The average is 51 days, said Judy Aslin, hospice services director.

Reddick entered the hospice program July 26.

"He probably won't make it to Christmas," McGinty said. "He may not make it to Thanksgiving."

Seabaugh was diagnosed with lung cancer on Aug. 15. Through the hospice program, she was moved into the nursing home at the end of September. The former dance instructor could live another four months.

Howard, who just entered the program, might survive for six months.

Last year, Southeast Hospice dealt with 94 patients.

From January through September, it has dealt with 117 patients. Most have already died.

McGinty said typically there are about 25 to 30 patients in the program at any one time.

Southeast Hospice started in 1986, but it is still a new idea to many area doctors who are more comfortable treating the living than the dying.

The program used to serve about 20 to 30 patients a year.

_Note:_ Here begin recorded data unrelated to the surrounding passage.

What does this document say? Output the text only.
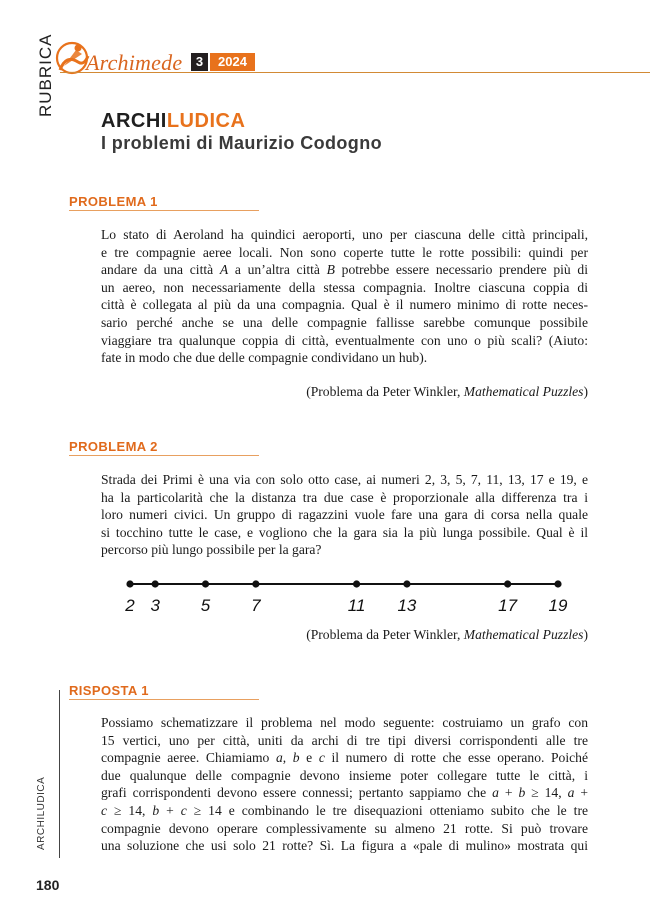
RUBRICA Archimede	3	2024
ARCHILUDICA
I problemi di Maurizio Codogno
PROBLEMA 1
Lo stato di Aeroland ha quindici aeroporti, uno per ciascuna delle città principali,
e tre compagnie aeree locali. Non sono coperte tutte le rotte possibili: quindi per
andare da una città A a un’altra città B potrebbe essere necessario prendere più di
un aereo, non necessariamente della stessa compagnia. Inoltre ciascuna coppia di
città è collegata al più da una compagnia. Qual è il numero minimo di rotte neces-
sario perché anche se una delle compagnie fallisse sarebbe comunque possibile
viaggiare tra qualunque coppia di città, eventualmente con uno o più scali? (Aiuto:
fate in modo che due delle compagnie condividano un hub).
(Problema da Peter Winkler, Mathematical Puzzles)
PROBLEMA 2
Strada dei Primi è una via con solo otto case, ai numeri 2, 3, 5, 7, 11, 13, 17 e 19, e
ha la particolarità che la distanza tra due case è proporzionale alla differenza tra i
loro numeri civici. Un gruppo di ragazzini vuole fare una gara di corsa nella quale
si tocchino tutte le case, e vogliono che la gara sia la più lunga possibile. Qual è il
percorso più lungo possibile per la gara?
2 3 5 7	11 13	17 19
(Problema da Peter Winkler, Mathematical Puzzles)
RISPOSTA 1
Possiamo schematizzare il problema nel modo seguente: costruiamo un grafo con
15 vertici, uno per città, uniti da archi di tre tipi diversi corrispondenti alle tre
compagnie aeree. Chiamiamo a, b e c il numero di rotte che esse operano. Poiché
due qualunque delle compagnie devono insieme poter collegare tutte le città, i
grafi corrispondenti devono essere connessi; pertanto sappiamo che a + b ≥ 14, a +
c ≥ 14, b + c ≥ 14 e combinando le tre disequazioni otteniamo subito che le tre
compagnie devono operare complessivamente su almeno 21 rotte. Si può trovare
una soluzione che usi solo 21 rotte? Sì. La figura a «pale di mulino» mostrata qui
ARCHILUDICA
180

But it has seen a big increase in patients since the program was certified by Medicaid and Medicare in July 1993.

Although Medicaid, Medicare and private insurance pay part of the cost of the program, the hospice still depends on donations to meet expenses.

The hospice's four nurses each visit about four patients a day, Monday through Friday.

Some patients get weekly visits. Others are seen more often.

McGinty, accompanied by a nurse, visits five or six patients each Wednesday.

The hospice has a nurse on call 24 hours a day, seven days a week.

McGinty always is accompanied by a nurse.

It is the nurses who regularly visit the patients, although McGinty is responsible for prescribing medicine.

"This is not a doctor-patient program," said McGinty. "This is a nurse-patient program."

Hospice facts

There are more than 2,500 hospices in the nation and Puerto Rico.

Last year, hospices served over 340,000 patients and families.

Over the past five years, the number of hospice patients has increased an average of 16 percent annually.

Hospices care for about one of every three terminally ill cancer patients in America and one out of every three AIDs patients.

In 1992, 78 percent of hospice patients had cancer; 10 percent heart-related illnesses; 4 percent AIDS; 1 percent kidney diseases; 1 percent Alzheimer's; and 6 percent other health problems.

Fifty-three percent of hospice patients are male; 47 percent are female.

Given six months to live, nine out of 10 Americans surveyed in a 1992 Gallup poll said they would choose to be cared for and die in their own home or a family member's home.